When I wanted to build my first big project, I looked for something like Rails in PHP but couldn't find anything. I did find Django, though, which looked cool. Since Python was more similar to PHP than Ruby, I learned Python and used Django.

Eventually I found Django too heavyweight and "batteries included" for what I wanted, so I moved to Flask.

Flask is awesome and if you like Python I still recommend it. But I think it gives you too much flexibility and there are too many ways to do one thing. Also, Python does not strike me as a language well suited to the web, primarily because everything is synchronous.

I'm now building a web app with expressjs, which has all the benefits of flask (minimal, include modules as you need them) with better defined best-practices and a larger ecosystem.

I'm using parse-server as the backend. At first I hated parse because of vendor lock-in, but now that parse-server is open source, that argument is moot. Installing it on my own server is very easy.

The best benefit of using parse-server is how easy it makes building components in different languages. Because there is a parse client library in almost every language, you can write each component of a project in the language best suited to do the job.

For example, the web app I'm building is an express server that talks to parse. But the billing and invoicing portions of the code, which happen mostly in background jobs, are all Python. They talk to the same parse backend as the web app, complete with all the beforeSave/afterSave triggers and cloud code functions.

Building the web app has been very fast because of built in functionality of parse server like email confirmation, forgot password, etc.

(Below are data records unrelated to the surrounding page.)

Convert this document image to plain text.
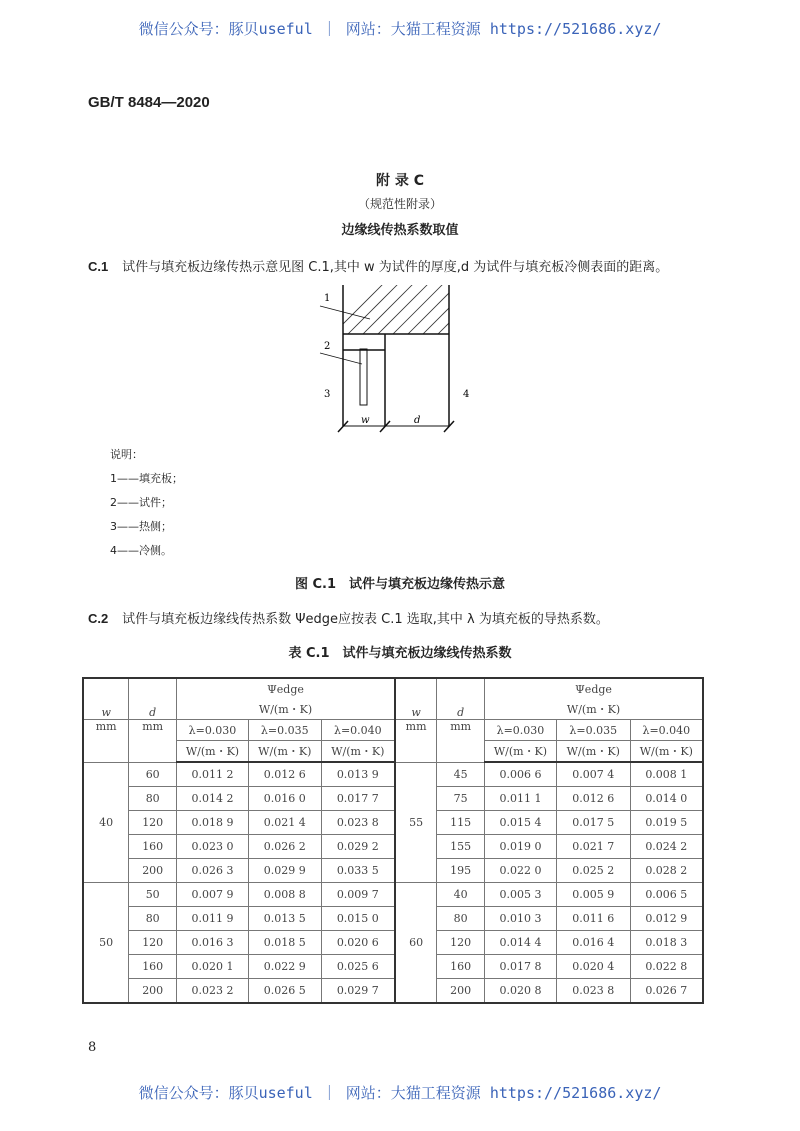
微信公众号：豚贝useful ｜ 网站：大猫工程资源 https://521686.xyz/
GB/T 8484—2020
附 录 C
（规范性附录）
边缘线传热系数取值
C.1 试件与填充板边缘传热示意见图 C.1,其中 w 为试件的厚度,d 为试件与填充板冷侧表面的距离。
1
2
3	4
w	d
说明：
1——填充板；
2——试件；
3——热侧；
4——冷侧。
图 C.1　试件与填充板边缘传热示意
C.2 试件与填充板边缘线传热系数 Ψedge应按表 C.1 选取,其中 λ 为填充板的导热系数。
表 C.1　试件与填充板边缘线传热系数
w	d	Ψedge			w	d	Ψedge		
		W/(m・K)					W/(m・K)		
mm	mm	λ=0.030	λ=0.035	λ=0.040	mm	mm	λ=0.030	λ=0.035	λ=0.040
		W/(m・K)	W/(m・K)	W/(m・K)			W/(m・K)	W/(m・K)	W/(m・K)
40	60	0.011 2	0.012 6	0.013 9	55	45	0.006 6	0.007 4	0.008 1
	80	0.014 2	0.016 0	0.017 7		75	0.011 1	0.012 6	0.014 0
	120	0.018 9	0.021 4	0.023 8		115	0.015 4	0.017 5	0.019 5
	160	0.023 0	0.026 2	0.029 2		155	0.019 0	0.021 7	0.024 2
	200	0.026 3	0.029 9	0.033 5		195	0.022 0	0.025 2	0.028 2
50	50	0.007 9	0.008 8	0.009 7	60	40	0.005 3	0.005 9	0.006 5
	80	0.011 9	0.013 5	0.015 0		80	0.010 3	0.011 6	0.012 9
	120	0.016 3	0.018 5	0.020 6		120	0.014 4	0.016 4	0.018 3
	160	0.020 1	0.022 9	0.025 6		160	0.017 8	0.020 4	0.022 8
	200	0.023 2	0.026 5	0.029 7		200	0.020 8	0.023 8	0.026 7
8
微信公众号：豚贝useful ｜ 网站：大猫工程资源 https://521686.xyz/
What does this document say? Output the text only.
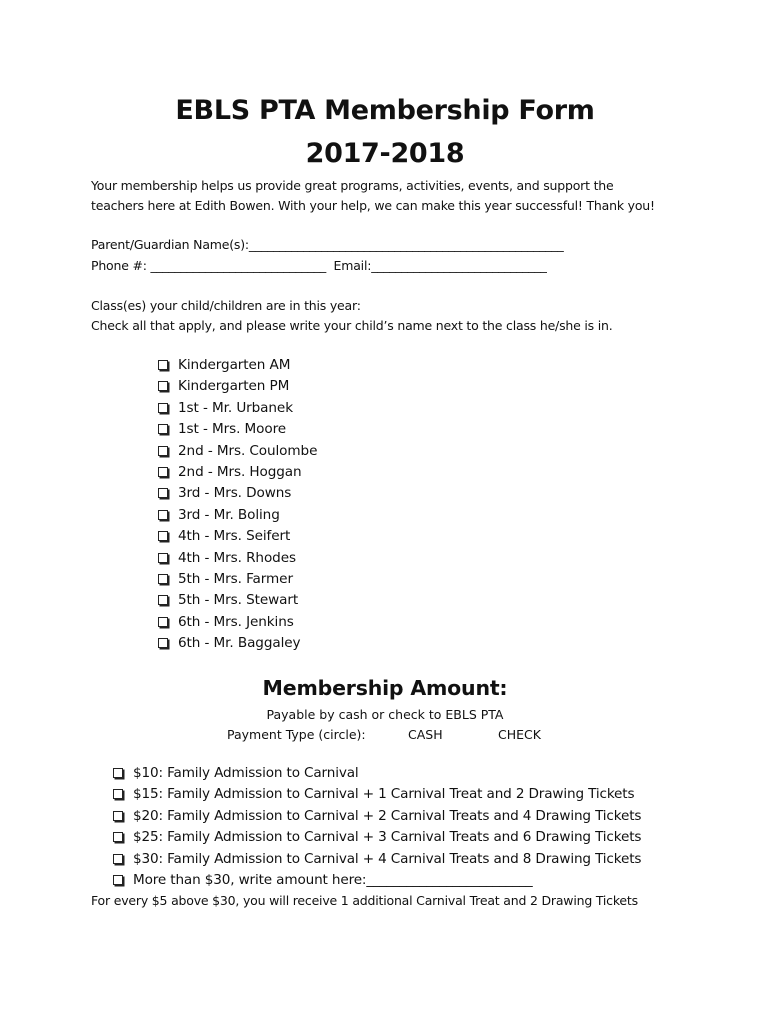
EBLS PTA Membership Form
2017-2018
Your membership helps us provide great programs, activities, events, and support the
teachers here at Edith Bowen. With your help, we can make this year successful! Thank you!
Parent/Guardian Name(s):____________________________________________________
Phone #: _____________________________  Email:_____________________________
Class(es) your child/children are in this year:
Check all that apply, and please write your child’s name next to the class he/she is in.
Kindergarten AM
Kindergarten PM
1st - Mr. Urbanek
1st - Mrs. Moore
2nd - Mrs. Coulombe
2nd - Mrs. Hoggan
3rd - Mrs. Downs
3rd - Mr. Boling
4th - Mrs. Seifert
4th - Mrs. Rhodes
5th - Mrs. Farmer
5th - Mrs. Stewart
6th - Mrs. Jenkins
6th - Mr. Baggaley
Membership Amount:
Payable by cash or check to EBLS PTA
Payment Type (circle):	CASH	CHECK
$10: Family Admission to Carnival
$15: Family Admission to Carnival + 1 Carnival Treat and 2 Drawing Tickets
$20: Family Admission to Carnival + 2 Carnival Treats and 4 Drawing Tickets
$25: Family Admission to Carnival + 3 Carnival Treats and 6 Drawing Tickets
$30: Family Admission to Carnival + 4 Carnival Treats and 8 Drawing Tickets
More than $30, write amount here:_________________________
For every $5 above $30, you will receive 1 additional Carnival Treat and 2 Drawing Tickets
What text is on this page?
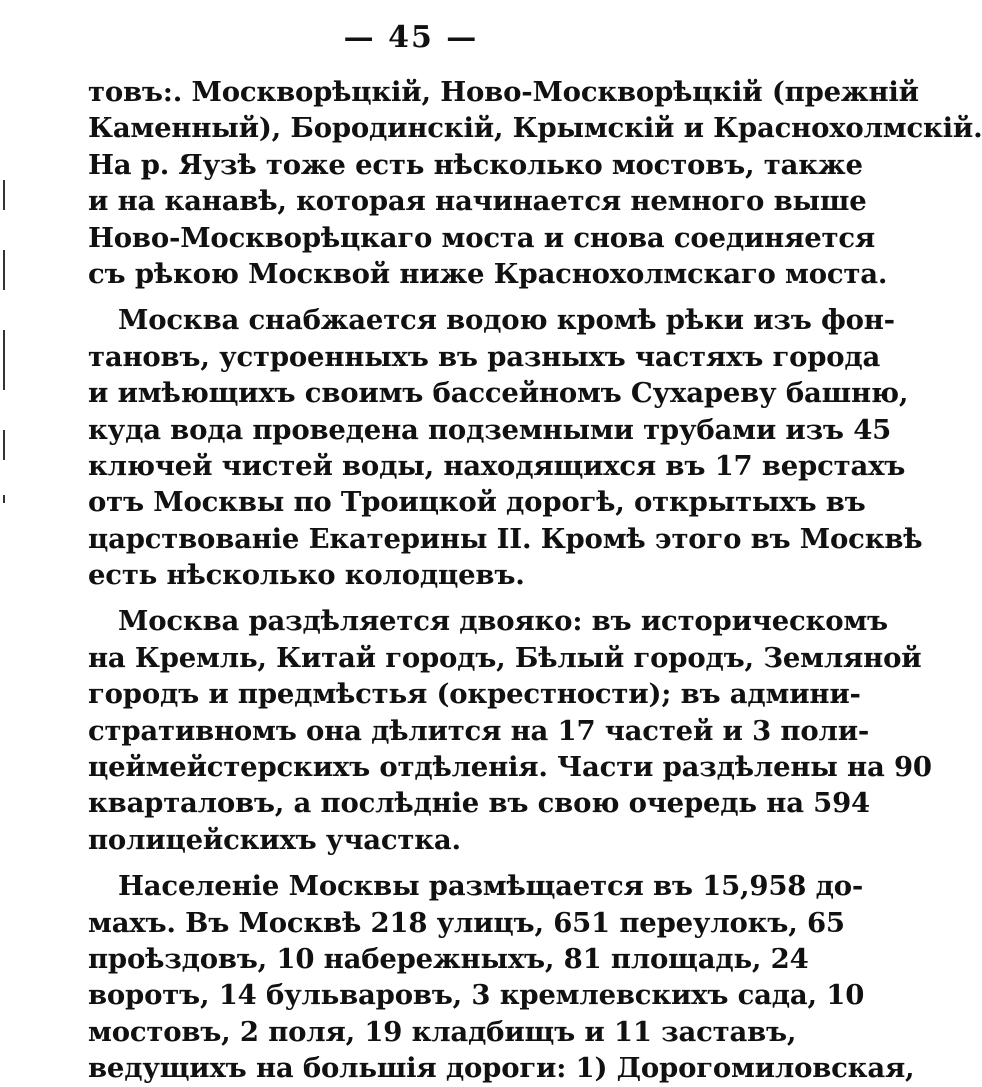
— 45 —
товъ:. Москворѣцкій, Ново-Москворѣцкій (прежній
Каменный), Бородинскій, Крымскій и Краснохолмскій.
На р. Яузѣ тоже есть нѣсколько мостовъ, также
и на канавѣ, которая начинается немного выше
Ново-Москворѣцкаго моста и снова соединяется
съ рѣкою Москвой ниже Краснохолмскаго моста.
Москва снабжается водою кромѣ рѣки изъ фон-
тановъ, устроенныхъ въ разныхъ частяхъ города
и имѣющихъ своимъ бассейномъ Сухареву башню,
куда вода проведена подземными трубами изъ 45
ключей чистей воды, находящихся въ 17 верстахъ
отъ Москвы по Троицкой дорогѣ, открытыхъ въ
царствованіе Екатерины II. Кромѣ этого въ Москвѣ
есть нѣсколько колодцевъ.
Москва раздѣляется двояко: въ историческомъ
на Кремль, Китай городъ, Бѣлый городъ, Земляной
городъ и предмѣстья (окрестности); въ админи-
стративномъ она дѣлится на 17 частей и 3 поли-
цеймейстерскихъ отдѣленія. Части раздѣлены на 90
кварталовъ, а послѣдніе въ свою очередь на 594
полицейскихъ участка.
Населеніе Москвы размѣщается въ 15,958 до-
махъ. Въ Москвѣ 218 улицъ, 651 переулокъ, 65
проѣздовъ, 10 набережныхъ, 81 площадь, 24
воротъ, 14 бульваровъ, 3 кремлевскихъ сада, 10
мостовъ, 2 поля, 19 кладбищъ и 11 заставъ,
ведущихъ на большія дороги: 1) Дорогомиловская,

Building the billing code has been enjoyable because I'm more comfortable with Python, and I can offload any consistency worries into beforeSave/afterSave triggers and cloud code functions. This way the web app and Python code can call the same logic.

Having used many others, I would highly recommend this approach.

1 comments

I spent nearly 15 minutes on the parse website but still can't figure out what it does. All I see is that it's an open source version of the Parse API. But what is the Parse API?

Since you've used it before, would you care to elaborate on what the Parse API does?

They were originally "backend as a service," basically a smart layer over mongo. They charged pretty obscene rates per request, but now it's all open source so no worries about that.

They provide a nice dashboard for creating Mongo collections (which they call Classes).

You write "cloud code" in JavaScript. You can write beforeSave and afterSave functions which are triggered before/after you save a document. You can also write "cloud functions" which execute within parse-server and interact with the database.

The result of this is that you can perform a lot of heavy lifting and consistency logic in one place, "the cloud." That way you can build clients in multiple languages (like an iOS app, Android app, web app) that only need to worry about their platform specific details.

Their original value prop was for building mobile apps, but since the ecosystem is pretty mature with a client in every language, I find the benefits extend to writing multiple clients for any purpose.

I'm curious: did you consider using Flask as a back-end, instead of parse-server? Is parse-server just easier than coding your own API back-end with Flask and whichever db you like?
No. That would effectively mean reimplementing all the logic of parse-server in flask. And when I was done doing that, I wouldn't have a client library in every language ready to interact with my backend.

Parse-server is definitely a faster way to start because it's already an API layer in front of the database.